時間が解決してくれる問題でもなく、精神状態の回復には長い時間を要するか、場合によっては一生涯、元には戻らないこともあります。セクハラ被害者は心に大きな傷を負い、その傷は、長く、深く、強く、辛く、暗く残るものです。
セクハラ被害者のPTSDートラウマ
フラッシュバック
- 突然、出来事の光景が恐怖や無力感とともに蘇り、まだ被害が続いているような現実感を生じる「再体験の症状」「侵入の症状」
- 冷や汗、動機、吐き気、失神、パニック等
回避
- 出来事を思い出させる行動、人、場所、時間、状況等を回避したり、思い出せなかったり、他人事のように感じたりする
- 回避のために機会を失わざるを得ないのは、損失である
過覚醒
いつも緊張して気持ちが張り詰め、ドキドキ、イライラ、ピリピリしていて落ち着かず、物音に驚いたり、怒りっぽくなったりする
再被害
長期間繰り返し危険な状況にさらされていると、何が危険で何が安全かわからなくなり、危険を察知できず、再被害に遭いやすい
ハリウッドの絶対的権力者からレイプ被害を受けたローズ・マッゴーワンは、「トラウマは生々しく残る。

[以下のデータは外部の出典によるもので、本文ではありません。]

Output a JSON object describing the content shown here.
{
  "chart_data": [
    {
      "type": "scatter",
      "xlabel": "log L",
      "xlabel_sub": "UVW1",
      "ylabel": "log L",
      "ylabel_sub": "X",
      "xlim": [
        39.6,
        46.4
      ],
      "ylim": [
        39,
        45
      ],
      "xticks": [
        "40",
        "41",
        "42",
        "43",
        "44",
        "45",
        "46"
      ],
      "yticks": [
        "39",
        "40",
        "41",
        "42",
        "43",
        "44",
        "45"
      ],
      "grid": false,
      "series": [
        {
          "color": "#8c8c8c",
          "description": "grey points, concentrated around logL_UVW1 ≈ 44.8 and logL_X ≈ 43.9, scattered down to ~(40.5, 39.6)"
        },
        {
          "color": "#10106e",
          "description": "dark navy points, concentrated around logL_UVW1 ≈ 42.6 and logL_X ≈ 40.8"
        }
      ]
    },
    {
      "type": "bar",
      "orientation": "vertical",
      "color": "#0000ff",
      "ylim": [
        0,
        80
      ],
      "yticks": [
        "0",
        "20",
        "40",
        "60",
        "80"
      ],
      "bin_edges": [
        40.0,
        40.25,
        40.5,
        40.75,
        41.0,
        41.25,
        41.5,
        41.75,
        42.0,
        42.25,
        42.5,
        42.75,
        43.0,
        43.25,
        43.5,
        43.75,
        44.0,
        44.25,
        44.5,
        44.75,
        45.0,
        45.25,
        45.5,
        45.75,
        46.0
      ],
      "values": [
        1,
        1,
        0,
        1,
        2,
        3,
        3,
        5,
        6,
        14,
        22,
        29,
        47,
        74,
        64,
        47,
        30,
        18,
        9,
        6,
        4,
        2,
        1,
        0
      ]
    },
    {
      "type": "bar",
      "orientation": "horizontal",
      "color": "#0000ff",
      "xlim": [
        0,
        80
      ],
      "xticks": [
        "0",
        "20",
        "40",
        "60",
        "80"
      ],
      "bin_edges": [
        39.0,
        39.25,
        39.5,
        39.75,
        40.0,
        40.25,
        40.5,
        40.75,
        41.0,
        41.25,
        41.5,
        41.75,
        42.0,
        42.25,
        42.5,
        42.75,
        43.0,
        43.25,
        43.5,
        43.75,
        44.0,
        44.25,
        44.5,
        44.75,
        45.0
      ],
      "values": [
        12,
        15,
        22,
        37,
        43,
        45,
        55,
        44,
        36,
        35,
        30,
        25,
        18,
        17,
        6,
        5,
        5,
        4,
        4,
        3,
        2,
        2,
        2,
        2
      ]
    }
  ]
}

何年経っても消えるものではない。心と体の奥に氷の塊がある感じ」と表現しています(「The Catch and Kill Podcast with Ronan Farrow」より引用)。
ではどうして、何十年も経ってから、「告発する」のでしょうか。
- やっと事件について話せる精神状態になったから
- 黙っていることに耐えきれなくなったから
- 後世に被害者を出したくないという正義感が、葛藤に打ち勝ったから
- 誰かの助言や励ましがきっかけで
- テレビやインターネット等で、セクハラや告発のニュースに触れ、背中を押されて
ただし、告発できるようになったとしても、傷が小さくなったわけではありません。
傷は一生消えないものですし、告発により、新たな闘いが始まり、新たな傷を負うことになります。
長期間拒絶の意思表示をせず受け入れ続けていたとしても、平気だったわけでも、喜んでいたわけでもありません。
長期間何も言えなかっただけ、長くなるほどに拒絶しづらくなっただけかもしれません。
沈黙の時間の長さで、受け手の心情や傷の深さは測れないのです。
信頼関係があれば許されるか?
信頼関係があるからこそ、被害者にとっては、信頼していたのに裏切られたという絶望が大きく、信頼が厚かった相手ほど拒絶し辛いものです。
信頼関係は破綻し、被害者は人間不信に陥ります。
もしも信頼関係がないとしたら許されないような行為は、決してしてはならない行為です。
また、信頼関係というのは、脆く儚いものです。
何かの小さなきっかけでホロリと破綻します。
破綻した後、過去の出来事(過去の時点では気になっていなかったことも)を思い出し、不快感に襲われることもあります。
いつか関係性が悪化したときに、今日の出来事は問題にならないだろうか、という視点が大切です。
理解はできなくても、軽んじないで
セクハラ被害の未経験者に、被害者の心情を自分ごとのように理解してもらうことは難しいでしょう。
それでも、被害者の言葉にできない気持ちを汲み取り、代弁してあげるか、何も言わずにただそばにいてあげることはできるでしょう。
少なくとも、理解できないからと言って、被害者の心情を軽んじたり、責任を問い詰めたり、侮辱したり、敵対したりはせず、自分の家族が同じ被害を受けたらと想像し、心情に寄り添ってあげていただきたいものです。